Caption: Aerial view of Port of Lowestoft 2019. Credit: CHPV.
Today, Associated British Ports (ABP) has announced an agreement with Suffolk County Council (SCC) in relation to Lake Lothing Third Crossing (LLTC). This agreement addresses ABP’s concerns about the impacts of the project on port operations and marine safety.
As a result, ABP has written to the Secretary of State for Transport formally withdrawing its objections to the project.
“We have successfully worked together to come to this agreement. The removal of ABP’s statutory objection to the LLTC proposal is a positive development for the project.” Councillor Matthew Hicks Leader of Suffolk County Council commented:
Andrew Harston, ABP Regional Director for Wales and Short Sea Ports, said: “We are pleased that we have reached agreement with Suffolk County Council which addresses the impact that the LLTC would have on Port operations upstream of the LLTC.
“ABP’s focus will now turn to planning for further development of the Port, focussing on the Outer Harbour, so that we can continue to work with our partners to pursue Lowestoft’s considerable development potential, especially in the exciting offshore energy sector, thereby continuing to create jobs and fuel the local economy.”

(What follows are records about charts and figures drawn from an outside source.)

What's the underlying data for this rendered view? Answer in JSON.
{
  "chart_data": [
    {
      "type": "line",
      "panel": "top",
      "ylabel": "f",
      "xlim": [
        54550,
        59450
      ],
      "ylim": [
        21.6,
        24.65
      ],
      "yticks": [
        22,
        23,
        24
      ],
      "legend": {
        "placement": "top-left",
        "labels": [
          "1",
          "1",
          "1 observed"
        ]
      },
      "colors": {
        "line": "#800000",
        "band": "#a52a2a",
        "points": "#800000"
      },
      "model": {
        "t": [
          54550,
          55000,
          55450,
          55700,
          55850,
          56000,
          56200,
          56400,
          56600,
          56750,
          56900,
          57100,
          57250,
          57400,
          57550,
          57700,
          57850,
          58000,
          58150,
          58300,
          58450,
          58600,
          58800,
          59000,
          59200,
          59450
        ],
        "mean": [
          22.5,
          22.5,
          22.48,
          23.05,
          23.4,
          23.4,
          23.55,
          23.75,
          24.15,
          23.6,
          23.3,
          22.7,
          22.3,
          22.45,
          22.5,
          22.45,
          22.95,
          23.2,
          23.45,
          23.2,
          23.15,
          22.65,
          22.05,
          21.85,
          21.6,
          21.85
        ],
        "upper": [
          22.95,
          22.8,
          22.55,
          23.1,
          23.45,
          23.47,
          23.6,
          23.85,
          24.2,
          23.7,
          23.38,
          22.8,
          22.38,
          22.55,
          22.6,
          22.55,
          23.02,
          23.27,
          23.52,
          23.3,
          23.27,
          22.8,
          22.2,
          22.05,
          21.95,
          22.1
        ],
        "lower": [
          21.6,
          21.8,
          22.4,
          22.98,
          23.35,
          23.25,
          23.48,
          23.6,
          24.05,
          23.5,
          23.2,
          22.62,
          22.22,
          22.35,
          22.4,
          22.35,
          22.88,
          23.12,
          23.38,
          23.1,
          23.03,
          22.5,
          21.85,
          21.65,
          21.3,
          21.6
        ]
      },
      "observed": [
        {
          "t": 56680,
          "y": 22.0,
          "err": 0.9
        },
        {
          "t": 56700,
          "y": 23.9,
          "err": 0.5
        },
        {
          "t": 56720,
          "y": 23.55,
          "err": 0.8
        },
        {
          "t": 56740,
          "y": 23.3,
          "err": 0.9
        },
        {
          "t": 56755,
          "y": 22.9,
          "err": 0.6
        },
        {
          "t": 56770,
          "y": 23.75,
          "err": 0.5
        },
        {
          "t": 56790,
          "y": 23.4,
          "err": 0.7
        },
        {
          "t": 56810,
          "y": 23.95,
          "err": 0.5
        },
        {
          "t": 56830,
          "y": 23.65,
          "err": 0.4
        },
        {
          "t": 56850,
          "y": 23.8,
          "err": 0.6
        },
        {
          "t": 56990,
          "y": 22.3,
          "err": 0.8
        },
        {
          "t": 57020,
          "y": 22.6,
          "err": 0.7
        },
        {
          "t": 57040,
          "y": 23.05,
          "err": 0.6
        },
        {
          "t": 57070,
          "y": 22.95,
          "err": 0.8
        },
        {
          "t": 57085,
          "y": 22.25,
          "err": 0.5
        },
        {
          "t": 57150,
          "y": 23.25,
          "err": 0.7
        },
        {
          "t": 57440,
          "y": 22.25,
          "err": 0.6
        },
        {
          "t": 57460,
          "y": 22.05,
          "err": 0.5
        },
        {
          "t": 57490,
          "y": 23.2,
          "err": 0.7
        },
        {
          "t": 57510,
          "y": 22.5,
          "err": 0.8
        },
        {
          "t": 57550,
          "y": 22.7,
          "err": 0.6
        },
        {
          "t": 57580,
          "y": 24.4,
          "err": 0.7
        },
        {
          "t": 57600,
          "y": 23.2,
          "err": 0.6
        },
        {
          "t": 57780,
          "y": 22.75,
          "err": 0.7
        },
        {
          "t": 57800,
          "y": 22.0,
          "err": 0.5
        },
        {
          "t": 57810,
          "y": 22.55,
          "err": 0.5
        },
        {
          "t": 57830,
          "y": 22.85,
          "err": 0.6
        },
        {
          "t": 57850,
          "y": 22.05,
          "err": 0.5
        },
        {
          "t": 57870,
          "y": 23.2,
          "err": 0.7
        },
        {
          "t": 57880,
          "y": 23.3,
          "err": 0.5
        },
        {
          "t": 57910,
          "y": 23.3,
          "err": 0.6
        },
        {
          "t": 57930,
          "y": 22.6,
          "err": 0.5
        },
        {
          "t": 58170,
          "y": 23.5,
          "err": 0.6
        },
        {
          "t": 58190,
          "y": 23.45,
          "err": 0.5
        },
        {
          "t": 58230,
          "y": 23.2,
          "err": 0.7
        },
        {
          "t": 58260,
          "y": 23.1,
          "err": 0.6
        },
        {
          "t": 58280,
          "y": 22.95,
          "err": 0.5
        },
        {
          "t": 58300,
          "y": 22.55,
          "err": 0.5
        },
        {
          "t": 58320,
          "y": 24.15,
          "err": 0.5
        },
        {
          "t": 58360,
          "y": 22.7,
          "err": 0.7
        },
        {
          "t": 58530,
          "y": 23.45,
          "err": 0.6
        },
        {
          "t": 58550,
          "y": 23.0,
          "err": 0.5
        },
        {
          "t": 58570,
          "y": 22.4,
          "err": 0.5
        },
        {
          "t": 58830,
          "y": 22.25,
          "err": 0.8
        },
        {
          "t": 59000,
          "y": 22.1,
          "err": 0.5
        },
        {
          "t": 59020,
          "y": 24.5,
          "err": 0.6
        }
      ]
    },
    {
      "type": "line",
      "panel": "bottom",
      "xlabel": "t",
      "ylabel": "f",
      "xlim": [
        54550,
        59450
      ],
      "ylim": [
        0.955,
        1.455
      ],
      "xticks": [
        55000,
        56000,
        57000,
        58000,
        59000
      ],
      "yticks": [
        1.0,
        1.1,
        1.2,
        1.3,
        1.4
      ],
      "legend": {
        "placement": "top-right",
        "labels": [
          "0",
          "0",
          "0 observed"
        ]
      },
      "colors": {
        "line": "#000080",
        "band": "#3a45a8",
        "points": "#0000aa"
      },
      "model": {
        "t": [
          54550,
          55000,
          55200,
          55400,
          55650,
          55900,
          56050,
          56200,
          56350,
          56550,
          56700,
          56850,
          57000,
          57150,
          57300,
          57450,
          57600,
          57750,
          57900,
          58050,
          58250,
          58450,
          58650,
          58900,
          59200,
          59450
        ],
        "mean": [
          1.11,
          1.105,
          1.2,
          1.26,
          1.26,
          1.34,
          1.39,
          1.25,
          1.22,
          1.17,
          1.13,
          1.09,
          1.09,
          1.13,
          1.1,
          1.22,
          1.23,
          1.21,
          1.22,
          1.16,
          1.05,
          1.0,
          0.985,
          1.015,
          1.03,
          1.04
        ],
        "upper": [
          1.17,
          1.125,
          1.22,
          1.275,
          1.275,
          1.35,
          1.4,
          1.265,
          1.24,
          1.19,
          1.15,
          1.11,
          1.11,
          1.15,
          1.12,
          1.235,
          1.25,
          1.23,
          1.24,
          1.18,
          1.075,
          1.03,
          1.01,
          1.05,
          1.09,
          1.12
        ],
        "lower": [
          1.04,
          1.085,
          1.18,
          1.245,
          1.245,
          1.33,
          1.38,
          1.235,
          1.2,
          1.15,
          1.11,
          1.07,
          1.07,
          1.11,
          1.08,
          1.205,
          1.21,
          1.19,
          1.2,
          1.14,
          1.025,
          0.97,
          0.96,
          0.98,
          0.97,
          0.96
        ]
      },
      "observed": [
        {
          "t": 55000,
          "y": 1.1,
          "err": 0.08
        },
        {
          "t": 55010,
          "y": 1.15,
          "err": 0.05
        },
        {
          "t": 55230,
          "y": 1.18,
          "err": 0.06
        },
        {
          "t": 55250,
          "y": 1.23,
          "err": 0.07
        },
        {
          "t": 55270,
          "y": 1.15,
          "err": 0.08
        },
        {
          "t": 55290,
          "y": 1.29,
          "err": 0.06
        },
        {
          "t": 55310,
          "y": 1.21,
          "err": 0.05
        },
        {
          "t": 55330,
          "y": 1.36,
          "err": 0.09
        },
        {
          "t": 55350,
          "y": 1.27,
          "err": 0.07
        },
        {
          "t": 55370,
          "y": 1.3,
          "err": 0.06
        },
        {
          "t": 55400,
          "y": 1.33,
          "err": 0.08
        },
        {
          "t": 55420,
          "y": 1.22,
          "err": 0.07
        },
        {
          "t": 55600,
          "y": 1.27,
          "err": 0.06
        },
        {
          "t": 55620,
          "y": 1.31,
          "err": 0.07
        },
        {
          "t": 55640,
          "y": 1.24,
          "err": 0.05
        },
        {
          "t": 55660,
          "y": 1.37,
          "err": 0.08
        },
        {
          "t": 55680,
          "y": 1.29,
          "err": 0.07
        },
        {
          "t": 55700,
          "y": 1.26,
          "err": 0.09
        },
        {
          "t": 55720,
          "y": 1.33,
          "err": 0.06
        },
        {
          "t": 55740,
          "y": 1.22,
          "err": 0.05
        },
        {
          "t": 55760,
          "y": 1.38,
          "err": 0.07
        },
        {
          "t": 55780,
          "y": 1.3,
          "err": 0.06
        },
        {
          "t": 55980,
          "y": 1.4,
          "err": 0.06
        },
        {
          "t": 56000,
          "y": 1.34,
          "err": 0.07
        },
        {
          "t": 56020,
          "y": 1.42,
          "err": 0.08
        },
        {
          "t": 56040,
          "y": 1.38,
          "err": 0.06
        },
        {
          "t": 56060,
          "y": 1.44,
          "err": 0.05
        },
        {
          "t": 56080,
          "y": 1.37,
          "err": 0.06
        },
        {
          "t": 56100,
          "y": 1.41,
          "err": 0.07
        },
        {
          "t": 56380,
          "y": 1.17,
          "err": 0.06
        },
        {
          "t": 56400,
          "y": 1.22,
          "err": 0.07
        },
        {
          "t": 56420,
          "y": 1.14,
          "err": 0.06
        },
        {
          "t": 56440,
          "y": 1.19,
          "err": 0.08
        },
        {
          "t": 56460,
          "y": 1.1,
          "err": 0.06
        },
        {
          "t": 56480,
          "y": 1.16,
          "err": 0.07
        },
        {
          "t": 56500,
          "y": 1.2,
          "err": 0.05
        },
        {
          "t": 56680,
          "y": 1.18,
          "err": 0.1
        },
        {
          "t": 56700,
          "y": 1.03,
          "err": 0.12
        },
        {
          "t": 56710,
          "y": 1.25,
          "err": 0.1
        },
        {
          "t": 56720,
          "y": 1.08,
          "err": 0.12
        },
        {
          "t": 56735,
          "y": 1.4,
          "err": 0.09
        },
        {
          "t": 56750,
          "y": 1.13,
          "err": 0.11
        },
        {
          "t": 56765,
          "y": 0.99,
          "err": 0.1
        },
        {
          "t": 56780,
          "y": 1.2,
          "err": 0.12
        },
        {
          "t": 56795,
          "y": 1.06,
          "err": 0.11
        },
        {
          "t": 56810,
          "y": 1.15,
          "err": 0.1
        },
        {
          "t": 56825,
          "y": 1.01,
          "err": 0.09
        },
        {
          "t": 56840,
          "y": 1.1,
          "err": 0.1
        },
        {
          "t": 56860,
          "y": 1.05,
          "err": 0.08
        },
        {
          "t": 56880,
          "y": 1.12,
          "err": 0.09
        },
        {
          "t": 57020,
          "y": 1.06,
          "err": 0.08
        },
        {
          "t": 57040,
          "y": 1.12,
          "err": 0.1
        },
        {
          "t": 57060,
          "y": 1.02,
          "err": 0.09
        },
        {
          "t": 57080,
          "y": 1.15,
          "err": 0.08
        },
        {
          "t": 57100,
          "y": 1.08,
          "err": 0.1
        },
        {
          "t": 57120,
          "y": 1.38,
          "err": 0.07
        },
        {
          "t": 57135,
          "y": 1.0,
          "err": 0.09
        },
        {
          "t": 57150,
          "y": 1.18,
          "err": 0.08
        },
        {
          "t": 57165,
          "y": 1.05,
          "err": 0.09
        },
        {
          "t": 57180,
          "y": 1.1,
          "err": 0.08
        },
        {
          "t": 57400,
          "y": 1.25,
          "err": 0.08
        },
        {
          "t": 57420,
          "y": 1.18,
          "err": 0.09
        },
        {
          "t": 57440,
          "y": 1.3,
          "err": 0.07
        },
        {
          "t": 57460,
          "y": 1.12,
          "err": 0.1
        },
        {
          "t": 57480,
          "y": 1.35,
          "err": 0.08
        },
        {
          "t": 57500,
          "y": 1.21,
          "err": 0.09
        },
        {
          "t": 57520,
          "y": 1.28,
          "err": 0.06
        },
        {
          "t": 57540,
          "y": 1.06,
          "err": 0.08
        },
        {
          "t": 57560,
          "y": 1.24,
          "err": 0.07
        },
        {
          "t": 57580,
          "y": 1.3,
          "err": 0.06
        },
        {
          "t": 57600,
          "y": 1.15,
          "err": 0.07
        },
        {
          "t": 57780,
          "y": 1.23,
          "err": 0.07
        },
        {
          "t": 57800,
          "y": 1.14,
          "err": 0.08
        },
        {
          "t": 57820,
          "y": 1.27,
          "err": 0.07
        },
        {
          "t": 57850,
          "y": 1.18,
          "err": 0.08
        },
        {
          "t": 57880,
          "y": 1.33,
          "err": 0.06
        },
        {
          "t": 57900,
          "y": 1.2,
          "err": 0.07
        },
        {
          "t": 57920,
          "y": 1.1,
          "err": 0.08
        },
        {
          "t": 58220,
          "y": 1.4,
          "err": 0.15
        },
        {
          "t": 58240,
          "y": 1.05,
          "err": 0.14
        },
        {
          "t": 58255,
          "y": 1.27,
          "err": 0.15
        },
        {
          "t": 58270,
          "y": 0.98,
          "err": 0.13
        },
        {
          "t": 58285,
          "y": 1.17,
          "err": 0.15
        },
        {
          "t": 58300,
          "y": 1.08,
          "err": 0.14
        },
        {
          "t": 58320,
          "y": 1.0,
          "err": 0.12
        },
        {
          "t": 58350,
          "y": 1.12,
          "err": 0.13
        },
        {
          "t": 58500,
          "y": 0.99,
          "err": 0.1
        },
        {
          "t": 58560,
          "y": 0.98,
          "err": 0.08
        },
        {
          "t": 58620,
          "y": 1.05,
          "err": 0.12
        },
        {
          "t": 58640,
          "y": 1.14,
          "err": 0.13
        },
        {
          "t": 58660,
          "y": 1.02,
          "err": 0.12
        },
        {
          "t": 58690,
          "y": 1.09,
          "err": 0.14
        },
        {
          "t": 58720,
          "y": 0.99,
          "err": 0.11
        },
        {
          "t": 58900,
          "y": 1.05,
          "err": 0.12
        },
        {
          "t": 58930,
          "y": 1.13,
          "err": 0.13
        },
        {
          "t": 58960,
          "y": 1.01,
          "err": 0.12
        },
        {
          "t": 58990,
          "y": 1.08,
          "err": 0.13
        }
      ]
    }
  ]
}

Due to its location as the UK’s most eastern port, Lowestoft has a long history of servicing offshore energy projects and offers highly-skilled teams equipped to safely and efficiently handle a wide range of cargoes.
The Port of Lowestoft, together with ABP's other two East Anglian ports, King’s Lynn and Ipswich, contributes £360 million to the economy and supports thousands of jobs.